Two men were walking around the boat. They looked calm. Of course they were in no danger. They could even have walked to Wellfleet via Jeremy Point and Great Island less than an hour if they wished. A third man appeared on deck. He was lugging at something heavy. Soon afterward he threw something over the side: a sledgehammer. One of the men on the sand picked it up and swung it low underhanded at the boat's hull. I could hear the rhythmic deep booming from across the sand flats. It sounded like a muted timpani when the wind was right. Clearly they were making some kind of repair to the hull, however crude.

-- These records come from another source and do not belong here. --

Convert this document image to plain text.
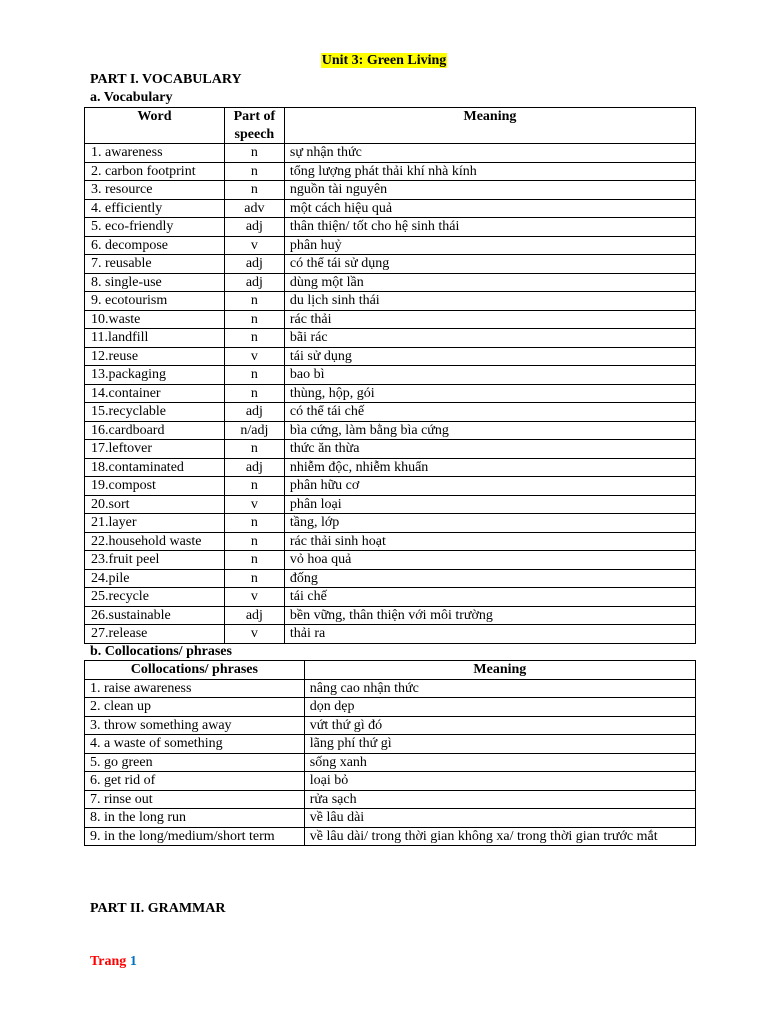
Unit 3: Green Living
PART I. VOCABULARY
a. Vocabulary
Word	Part of speech	Meaning
1. awareness	n	sự nhận thức
2. carbon footprint	n	tổng lượng phát thải khí nhà kính
3. resource	n	nguồn tài nguyên
4. efficiently	adv	một cách hiệu quả
5. eco-friendly	adj	thân thiện/ tốt cho hệ sinh thái
6. decompose	v	phân huỷ
7. reusable	adj	có thể tái sử dụng
8. single-use	adj	dùng một lần
9. ecotourism	n	du lịch sinh thái
10.waste	n	rác thải
11.landfill	n	bãi rác
12.reuse	v	tái sử dụng
13.packaging	n	bao bì
14.container	n	thùng, hộp, gói
15.recyclable	adj	có thể tái chế
16.cardboard	n/adj	bìa cứng, làm bằng bìa cứng
17.leftover	n	thức ăn thừa
18.contaminated	adj	nhiễm độc, nhiễm khuẩn
19.compost	n	phân hữu cơ
20.sort	v	phân loại
21.layer	n	tầng, lớp
22.household waste	n	rác thải sinh hoạt
23.fruit peel	n	vỏ hoa quả
24.pile	n	đống
25.recycle	v	tái chế
26.sustainable	adj	bền vững, thân thiện với môi trường
27.release	v	thải ra
b. Collocations/ phrases
Collocations/ phrases	Meaning
1. raise awareness	nâng cao nhận thức
2. clean up	dọn dẹp
3. throw something away	vứt thứ gì đó
4. a waste of something	lãng phí thứ gì
5. go green	sống xanh
6. get rid of	loại bỏ
7. rinse out	rửa sạch
8. in the long run	về lâu dài
9. in the long/medium/short term	về lâu dài/ trong thời gian không xa/ trong thời gian trước mắt
PART II. GRAMMAR
Trang 1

Perhaps they had grounded the boat deliberately by anchoring her over the shoal in high water, then letting the ebbing tide strand her. This would be less expensive than having the vessel hauled out on a donkey. It would be the sensible, thrifty thing to do (in true Yankee fashion), if the repair was it minor.

I was losing interest in the whole project when I noticed one of the men return to the deck and enter the wheelhouse, only to re-emerge immediately with binoculars. He stationed himself behind the bows and swept the glasses to and fro. Since the early morning sun was directly behind me, I could see its reflection off the lenses as they swept by me. Now why were they doing that? Perhaps they were in difficulty after all and needed help. I stood up on the picnic table and waved my arms slowly, as a sign I'd seen them. But in all likelihood I was invisible-hidden in the rising sun as a fighter pilot is hidden when he dives out of the sun at the enemy plane below.